How long should I keep audit logs compared with debug logs?
Keep audit and change history for months because teams often need it long after an incident. Keep debug logs for a short window, keep failed health checks longer than successful ones, and move older audit records to cheaper storage when search speed matters less.
How do I reduce log noise without losing evidence?
Pull one week of volume data and find the loudest sources first. Then separate audit logs from ops and debug logs, keep a short sample before you cut anything, and run a small incident drill to make sure you still can trace the story.
Why do request IDs and UTC timestamps matter so much?
Shared IDs connect one action across the app, database, jobs, and cloud tools. UTC timestamps let you sort events in the right order without timezone confusion, which saves a lot of time during a real incident.
What should I avoid storing in logs?
Do not store secrets, tokens, passwords, or full sensitive payloads unless you have a very clear reason and strong controls. Log that the value changed, who changed it, and where it changed instead of dumping the secret itself.
How can a small team check whether its logging actually works?

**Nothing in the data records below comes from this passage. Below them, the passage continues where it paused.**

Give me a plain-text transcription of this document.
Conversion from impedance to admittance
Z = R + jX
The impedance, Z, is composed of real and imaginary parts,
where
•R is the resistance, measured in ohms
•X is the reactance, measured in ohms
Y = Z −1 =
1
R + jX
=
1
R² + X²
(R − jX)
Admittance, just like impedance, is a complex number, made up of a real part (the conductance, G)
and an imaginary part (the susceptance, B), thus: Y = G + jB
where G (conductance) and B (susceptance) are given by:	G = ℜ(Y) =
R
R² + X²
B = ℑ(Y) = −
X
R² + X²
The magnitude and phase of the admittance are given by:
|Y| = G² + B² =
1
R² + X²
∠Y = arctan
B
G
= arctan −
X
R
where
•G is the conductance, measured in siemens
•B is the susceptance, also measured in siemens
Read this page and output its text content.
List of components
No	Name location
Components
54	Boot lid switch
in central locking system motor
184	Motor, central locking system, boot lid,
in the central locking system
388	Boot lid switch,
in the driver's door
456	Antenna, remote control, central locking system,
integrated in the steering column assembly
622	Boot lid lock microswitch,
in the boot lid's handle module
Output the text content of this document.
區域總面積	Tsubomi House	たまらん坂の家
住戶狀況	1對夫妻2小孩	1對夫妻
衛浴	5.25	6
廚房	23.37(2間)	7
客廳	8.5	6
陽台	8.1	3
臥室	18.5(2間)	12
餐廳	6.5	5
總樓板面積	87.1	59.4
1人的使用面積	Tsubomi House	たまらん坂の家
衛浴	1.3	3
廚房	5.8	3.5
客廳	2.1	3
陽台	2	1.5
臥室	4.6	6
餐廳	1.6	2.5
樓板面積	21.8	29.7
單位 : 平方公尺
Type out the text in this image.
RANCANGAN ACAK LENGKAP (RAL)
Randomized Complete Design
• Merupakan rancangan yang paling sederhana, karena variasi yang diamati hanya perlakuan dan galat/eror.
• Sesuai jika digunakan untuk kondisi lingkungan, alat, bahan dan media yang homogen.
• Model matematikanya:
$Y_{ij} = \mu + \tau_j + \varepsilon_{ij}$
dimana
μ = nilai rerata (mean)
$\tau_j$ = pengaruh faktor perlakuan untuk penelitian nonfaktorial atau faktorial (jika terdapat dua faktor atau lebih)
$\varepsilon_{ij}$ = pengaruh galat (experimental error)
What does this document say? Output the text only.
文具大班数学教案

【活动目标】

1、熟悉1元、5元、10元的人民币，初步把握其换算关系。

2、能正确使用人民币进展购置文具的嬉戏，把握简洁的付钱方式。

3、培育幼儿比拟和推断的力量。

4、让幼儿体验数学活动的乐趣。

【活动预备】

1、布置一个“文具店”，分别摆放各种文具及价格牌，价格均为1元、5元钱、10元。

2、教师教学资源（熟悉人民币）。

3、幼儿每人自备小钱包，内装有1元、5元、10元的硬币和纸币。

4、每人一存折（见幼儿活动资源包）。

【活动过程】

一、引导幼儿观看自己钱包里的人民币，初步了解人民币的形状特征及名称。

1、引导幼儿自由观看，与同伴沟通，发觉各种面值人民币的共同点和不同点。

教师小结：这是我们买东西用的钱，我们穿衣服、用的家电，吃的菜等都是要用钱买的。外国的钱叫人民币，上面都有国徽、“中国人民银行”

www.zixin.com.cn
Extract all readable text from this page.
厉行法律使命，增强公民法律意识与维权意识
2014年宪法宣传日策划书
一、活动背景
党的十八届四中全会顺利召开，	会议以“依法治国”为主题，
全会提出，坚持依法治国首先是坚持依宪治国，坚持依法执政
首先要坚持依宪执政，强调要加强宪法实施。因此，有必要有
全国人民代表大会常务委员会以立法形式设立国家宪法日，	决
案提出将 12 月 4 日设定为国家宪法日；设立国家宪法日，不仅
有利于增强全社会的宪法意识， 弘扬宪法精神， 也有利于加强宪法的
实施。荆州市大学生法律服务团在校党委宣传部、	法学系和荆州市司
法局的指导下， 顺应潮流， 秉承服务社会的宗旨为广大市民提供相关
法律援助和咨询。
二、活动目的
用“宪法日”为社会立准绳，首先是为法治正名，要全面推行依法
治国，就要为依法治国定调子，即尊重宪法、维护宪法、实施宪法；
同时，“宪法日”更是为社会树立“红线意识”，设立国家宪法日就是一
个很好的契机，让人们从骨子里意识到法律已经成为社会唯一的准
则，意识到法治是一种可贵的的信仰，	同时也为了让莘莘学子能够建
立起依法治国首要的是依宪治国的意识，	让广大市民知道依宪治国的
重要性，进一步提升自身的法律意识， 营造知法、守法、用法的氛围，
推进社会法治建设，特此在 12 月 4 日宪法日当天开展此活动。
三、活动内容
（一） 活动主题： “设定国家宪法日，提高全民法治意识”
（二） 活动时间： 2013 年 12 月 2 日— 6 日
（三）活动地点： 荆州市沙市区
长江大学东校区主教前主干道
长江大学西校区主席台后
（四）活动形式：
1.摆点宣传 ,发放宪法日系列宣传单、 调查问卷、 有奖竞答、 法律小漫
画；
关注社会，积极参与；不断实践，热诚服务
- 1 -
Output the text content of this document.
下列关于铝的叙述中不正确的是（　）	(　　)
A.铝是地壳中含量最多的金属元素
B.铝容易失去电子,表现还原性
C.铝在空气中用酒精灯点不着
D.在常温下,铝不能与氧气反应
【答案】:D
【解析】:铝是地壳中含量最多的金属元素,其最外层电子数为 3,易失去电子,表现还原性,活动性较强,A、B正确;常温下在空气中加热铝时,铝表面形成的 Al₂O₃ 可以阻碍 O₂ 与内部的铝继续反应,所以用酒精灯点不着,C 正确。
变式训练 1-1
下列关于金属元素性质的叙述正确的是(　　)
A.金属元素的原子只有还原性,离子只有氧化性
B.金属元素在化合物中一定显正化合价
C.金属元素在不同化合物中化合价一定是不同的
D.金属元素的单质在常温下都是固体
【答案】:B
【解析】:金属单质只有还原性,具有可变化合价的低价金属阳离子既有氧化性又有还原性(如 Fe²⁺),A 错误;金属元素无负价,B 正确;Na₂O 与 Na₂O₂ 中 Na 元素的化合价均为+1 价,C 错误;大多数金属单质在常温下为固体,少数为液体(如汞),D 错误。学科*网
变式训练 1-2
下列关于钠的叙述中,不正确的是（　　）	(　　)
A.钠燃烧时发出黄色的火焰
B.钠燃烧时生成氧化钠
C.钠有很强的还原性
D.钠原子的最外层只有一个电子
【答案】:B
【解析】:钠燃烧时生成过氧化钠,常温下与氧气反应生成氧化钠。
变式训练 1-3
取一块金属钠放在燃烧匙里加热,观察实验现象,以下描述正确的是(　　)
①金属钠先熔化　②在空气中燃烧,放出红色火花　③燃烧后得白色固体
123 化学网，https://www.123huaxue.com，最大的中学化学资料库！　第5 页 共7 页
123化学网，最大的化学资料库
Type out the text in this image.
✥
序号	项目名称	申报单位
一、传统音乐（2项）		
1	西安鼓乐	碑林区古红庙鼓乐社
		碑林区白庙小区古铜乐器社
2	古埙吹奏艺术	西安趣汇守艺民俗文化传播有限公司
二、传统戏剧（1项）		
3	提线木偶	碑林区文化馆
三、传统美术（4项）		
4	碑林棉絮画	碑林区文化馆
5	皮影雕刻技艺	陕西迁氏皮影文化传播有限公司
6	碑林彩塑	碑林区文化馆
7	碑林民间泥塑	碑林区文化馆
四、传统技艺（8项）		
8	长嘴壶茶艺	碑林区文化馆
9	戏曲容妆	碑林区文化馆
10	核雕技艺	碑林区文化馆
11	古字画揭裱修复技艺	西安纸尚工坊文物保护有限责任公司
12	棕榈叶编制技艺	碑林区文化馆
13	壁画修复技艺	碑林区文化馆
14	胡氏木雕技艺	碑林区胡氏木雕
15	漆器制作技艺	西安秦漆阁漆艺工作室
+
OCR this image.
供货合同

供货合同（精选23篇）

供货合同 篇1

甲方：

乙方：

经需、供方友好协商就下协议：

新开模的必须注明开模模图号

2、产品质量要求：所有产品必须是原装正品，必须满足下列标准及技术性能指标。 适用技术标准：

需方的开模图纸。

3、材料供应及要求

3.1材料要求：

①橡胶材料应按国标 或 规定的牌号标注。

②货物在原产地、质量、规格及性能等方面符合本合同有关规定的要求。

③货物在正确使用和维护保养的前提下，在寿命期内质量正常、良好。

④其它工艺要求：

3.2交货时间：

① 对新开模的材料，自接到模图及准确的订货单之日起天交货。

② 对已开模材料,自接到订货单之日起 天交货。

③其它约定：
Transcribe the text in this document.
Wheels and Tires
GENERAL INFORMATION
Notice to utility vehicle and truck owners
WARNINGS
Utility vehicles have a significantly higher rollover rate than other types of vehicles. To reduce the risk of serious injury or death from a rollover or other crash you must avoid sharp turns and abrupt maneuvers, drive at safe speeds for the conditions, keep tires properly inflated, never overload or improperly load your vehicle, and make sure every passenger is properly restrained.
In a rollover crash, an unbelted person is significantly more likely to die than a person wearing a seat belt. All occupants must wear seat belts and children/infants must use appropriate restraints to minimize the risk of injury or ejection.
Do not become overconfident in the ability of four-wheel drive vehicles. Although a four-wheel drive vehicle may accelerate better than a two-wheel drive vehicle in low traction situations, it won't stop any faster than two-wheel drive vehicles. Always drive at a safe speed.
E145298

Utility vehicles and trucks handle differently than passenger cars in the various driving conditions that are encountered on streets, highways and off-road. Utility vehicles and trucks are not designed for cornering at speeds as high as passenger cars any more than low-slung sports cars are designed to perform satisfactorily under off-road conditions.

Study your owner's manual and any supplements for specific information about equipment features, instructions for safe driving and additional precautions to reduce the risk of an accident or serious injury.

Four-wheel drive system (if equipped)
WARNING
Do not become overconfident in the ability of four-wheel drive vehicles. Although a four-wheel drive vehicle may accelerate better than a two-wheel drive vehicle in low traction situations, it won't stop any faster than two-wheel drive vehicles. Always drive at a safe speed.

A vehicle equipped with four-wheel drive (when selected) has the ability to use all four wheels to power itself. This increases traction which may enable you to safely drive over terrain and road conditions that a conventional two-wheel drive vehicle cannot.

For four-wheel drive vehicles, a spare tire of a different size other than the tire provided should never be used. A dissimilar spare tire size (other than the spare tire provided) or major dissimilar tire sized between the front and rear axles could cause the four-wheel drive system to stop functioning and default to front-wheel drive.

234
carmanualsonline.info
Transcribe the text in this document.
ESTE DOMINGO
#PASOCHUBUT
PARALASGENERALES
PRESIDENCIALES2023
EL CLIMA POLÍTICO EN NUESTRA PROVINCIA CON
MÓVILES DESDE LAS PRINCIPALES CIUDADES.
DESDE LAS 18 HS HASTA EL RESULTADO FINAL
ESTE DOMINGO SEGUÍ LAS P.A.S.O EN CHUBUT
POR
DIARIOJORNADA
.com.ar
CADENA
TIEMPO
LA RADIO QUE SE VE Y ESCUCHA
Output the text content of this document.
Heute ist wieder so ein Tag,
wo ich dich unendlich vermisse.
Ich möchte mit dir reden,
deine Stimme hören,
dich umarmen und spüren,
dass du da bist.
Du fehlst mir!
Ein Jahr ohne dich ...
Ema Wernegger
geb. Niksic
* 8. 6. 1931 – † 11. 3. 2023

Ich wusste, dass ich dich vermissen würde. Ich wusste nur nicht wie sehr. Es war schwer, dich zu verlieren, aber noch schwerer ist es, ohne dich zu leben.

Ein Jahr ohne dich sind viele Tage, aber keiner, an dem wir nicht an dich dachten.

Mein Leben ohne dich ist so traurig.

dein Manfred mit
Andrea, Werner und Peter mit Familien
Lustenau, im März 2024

Pick one risky workflow in a test environment, make a change, and ask someone else to investigate using only the logs. If they cannot find the exact account, before-and-after values, source, and time in a few minutes, fix the gaps before you add more events.
When should I get outside help with audit logging?
Bring in help when your team cannot trace admin changes across systems, cannot agree on event names, or keeps losing the records it needs. A focused review from an experienced CTO or advisor can spot weak retention rules, missing fields, and noisy defaults before they cost you time during an incident.